To survive in a continuously changing environment either as individual or species, organisms need to adapt. Since environmental changes occur on different time scales ranging from milliseconds to hundreds of centuries, nature provides an arsenal of different mechanisms and strategies of adaptation. Immediate adaptations are necessary in life-threatening situations. Alternatively, changes in climate, food availability, and the appearance of competitors and predators alter an individual’s behaviour, and might, on a longer timescale, even shape organisms across generations. Adaptation of the latter type occurs mainly on an evolutionary basis, which acts on genetic information. In contrast, adaptation referring to changes in individual’s behaviour is realised by learning which is mediated on a neuronal level.
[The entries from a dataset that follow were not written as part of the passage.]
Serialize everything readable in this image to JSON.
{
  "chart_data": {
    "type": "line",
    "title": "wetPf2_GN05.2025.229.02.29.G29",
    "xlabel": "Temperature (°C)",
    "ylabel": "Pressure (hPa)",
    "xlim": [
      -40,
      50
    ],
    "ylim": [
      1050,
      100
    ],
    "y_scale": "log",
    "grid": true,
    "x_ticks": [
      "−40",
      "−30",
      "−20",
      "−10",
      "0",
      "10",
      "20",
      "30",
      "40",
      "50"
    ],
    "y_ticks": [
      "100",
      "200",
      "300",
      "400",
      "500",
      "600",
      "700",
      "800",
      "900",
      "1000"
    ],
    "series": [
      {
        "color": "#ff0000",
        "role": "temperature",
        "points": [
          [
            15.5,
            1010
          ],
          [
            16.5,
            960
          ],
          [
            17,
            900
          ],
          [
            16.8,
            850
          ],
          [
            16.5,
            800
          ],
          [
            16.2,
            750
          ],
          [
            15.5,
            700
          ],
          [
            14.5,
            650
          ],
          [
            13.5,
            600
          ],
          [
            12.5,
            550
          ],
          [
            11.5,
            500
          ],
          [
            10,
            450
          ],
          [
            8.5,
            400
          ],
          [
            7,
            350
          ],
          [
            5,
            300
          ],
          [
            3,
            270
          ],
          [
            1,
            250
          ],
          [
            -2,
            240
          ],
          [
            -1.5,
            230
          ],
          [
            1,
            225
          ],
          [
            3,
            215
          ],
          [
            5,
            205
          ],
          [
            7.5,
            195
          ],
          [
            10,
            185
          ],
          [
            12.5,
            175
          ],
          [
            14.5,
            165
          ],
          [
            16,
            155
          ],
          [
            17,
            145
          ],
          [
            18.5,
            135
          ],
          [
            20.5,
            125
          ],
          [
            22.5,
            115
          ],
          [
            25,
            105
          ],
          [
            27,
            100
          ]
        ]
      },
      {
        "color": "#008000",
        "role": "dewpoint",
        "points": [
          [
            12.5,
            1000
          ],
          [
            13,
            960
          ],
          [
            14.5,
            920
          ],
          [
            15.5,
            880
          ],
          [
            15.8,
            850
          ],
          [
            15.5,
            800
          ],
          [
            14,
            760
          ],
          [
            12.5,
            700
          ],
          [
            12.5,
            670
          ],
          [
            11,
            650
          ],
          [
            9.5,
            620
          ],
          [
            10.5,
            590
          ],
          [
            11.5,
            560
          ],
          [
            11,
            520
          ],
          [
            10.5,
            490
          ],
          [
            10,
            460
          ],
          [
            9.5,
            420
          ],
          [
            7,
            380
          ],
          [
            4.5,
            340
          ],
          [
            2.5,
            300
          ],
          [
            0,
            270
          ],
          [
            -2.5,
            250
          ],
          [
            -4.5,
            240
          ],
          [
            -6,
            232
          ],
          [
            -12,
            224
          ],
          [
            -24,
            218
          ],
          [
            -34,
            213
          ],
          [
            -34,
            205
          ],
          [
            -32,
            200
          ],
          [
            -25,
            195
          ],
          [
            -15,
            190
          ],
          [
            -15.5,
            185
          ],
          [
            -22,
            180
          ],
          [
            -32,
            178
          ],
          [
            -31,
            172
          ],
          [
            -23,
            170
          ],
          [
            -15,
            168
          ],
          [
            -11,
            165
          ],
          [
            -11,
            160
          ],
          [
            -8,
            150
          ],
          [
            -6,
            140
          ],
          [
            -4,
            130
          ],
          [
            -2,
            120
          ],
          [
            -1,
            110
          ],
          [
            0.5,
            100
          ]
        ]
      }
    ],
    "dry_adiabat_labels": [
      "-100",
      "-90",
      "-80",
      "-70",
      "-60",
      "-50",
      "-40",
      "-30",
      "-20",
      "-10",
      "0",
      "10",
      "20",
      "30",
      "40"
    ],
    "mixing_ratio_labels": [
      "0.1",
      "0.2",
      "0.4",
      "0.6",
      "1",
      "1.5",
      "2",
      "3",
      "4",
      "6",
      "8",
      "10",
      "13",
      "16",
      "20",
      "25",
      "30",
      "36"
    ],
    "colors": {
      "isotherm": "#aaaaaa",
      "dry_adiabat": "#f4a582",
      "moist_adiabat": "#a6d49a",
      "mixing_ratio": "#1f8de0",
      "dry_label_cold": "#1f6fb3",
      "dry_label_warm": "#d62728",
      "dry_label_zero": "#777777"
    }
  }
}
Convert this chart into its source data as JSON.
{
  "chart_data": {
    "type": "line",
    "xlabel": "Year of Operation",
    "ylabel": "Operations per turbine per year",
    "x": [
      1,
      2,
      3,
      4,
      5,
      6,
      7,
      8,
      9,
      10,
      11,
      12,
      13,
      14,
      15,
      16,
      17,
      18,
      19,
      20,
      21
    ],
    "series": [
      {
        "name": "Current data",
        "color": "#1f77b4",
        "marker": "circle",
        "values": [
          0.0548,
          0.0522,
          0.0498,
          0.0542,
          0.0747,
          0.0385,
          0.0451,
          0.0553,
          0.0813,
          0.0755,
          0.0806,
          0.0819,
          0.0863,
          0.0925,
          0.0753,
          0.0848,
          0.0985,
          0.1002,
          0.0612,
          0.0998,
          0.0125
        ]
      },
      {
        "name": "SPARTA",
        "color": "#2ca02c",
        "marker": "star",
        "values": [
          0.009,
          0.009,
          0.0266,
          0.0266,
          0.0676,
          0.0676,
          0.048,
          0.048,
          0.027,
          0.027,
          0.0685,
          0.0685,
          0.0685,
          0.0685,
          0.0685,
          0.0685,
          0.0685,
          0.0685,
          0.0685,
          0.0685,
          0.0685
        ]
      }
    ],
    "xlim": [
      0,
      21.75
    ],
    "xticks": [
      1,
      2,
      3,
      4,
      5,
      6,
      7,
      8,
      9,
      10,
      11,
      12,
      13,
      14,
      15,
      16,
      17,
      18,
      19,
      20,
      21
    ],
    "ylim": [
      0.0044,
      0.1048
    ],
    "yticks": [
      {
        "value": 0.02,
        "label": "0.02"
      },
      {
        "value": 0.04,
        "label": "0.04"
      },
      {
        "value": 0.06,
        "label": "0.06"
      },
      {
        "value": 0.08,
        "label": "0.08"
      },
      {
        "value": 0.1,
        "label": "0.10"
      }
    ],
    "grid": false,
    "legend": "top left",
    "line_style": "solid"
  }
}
In this chapter, we will focus on learning as a specific capability of adaptation and also on its underlying neuronal mechanisms. In psychology and ethology, learning is described as a change of individuals’ cognition and behaviour due to a previous experience. Learning is reflected in the acquisition of new abilities and is associated with alterations in neuronal connectivity by forming new neuronal networks. The brain’s capacity of rewiring the nervous system according to its history of activation is commonly referred to as neuroplasticity. Neuroplastic changes of connectivity are assumed to persist at least for some period of time, even if inducing factors like effects of training or an altered environment are no longer present.
Unfortunately, the concept of neuroplasticity is still rather vague. So far, there exists no clear definition of a minimum time duration for which the altered connectivity has to persist in order for it to be referred to as being plastic. Usually, changes in neuronal processing that are acquired during at least several weeks of motor skill training or during the experience of an altered environment are referred to as longterm plasticity. By contrast, short-term plasticity relates to immediate but volatile changes in neural connectivity that is induced within hours or even seconds due to different experimental conditions. Yet, there is no clear-cut distinction between short-term plasticity on the one hand and modulation of neuronal activity due to taskswitching on the other.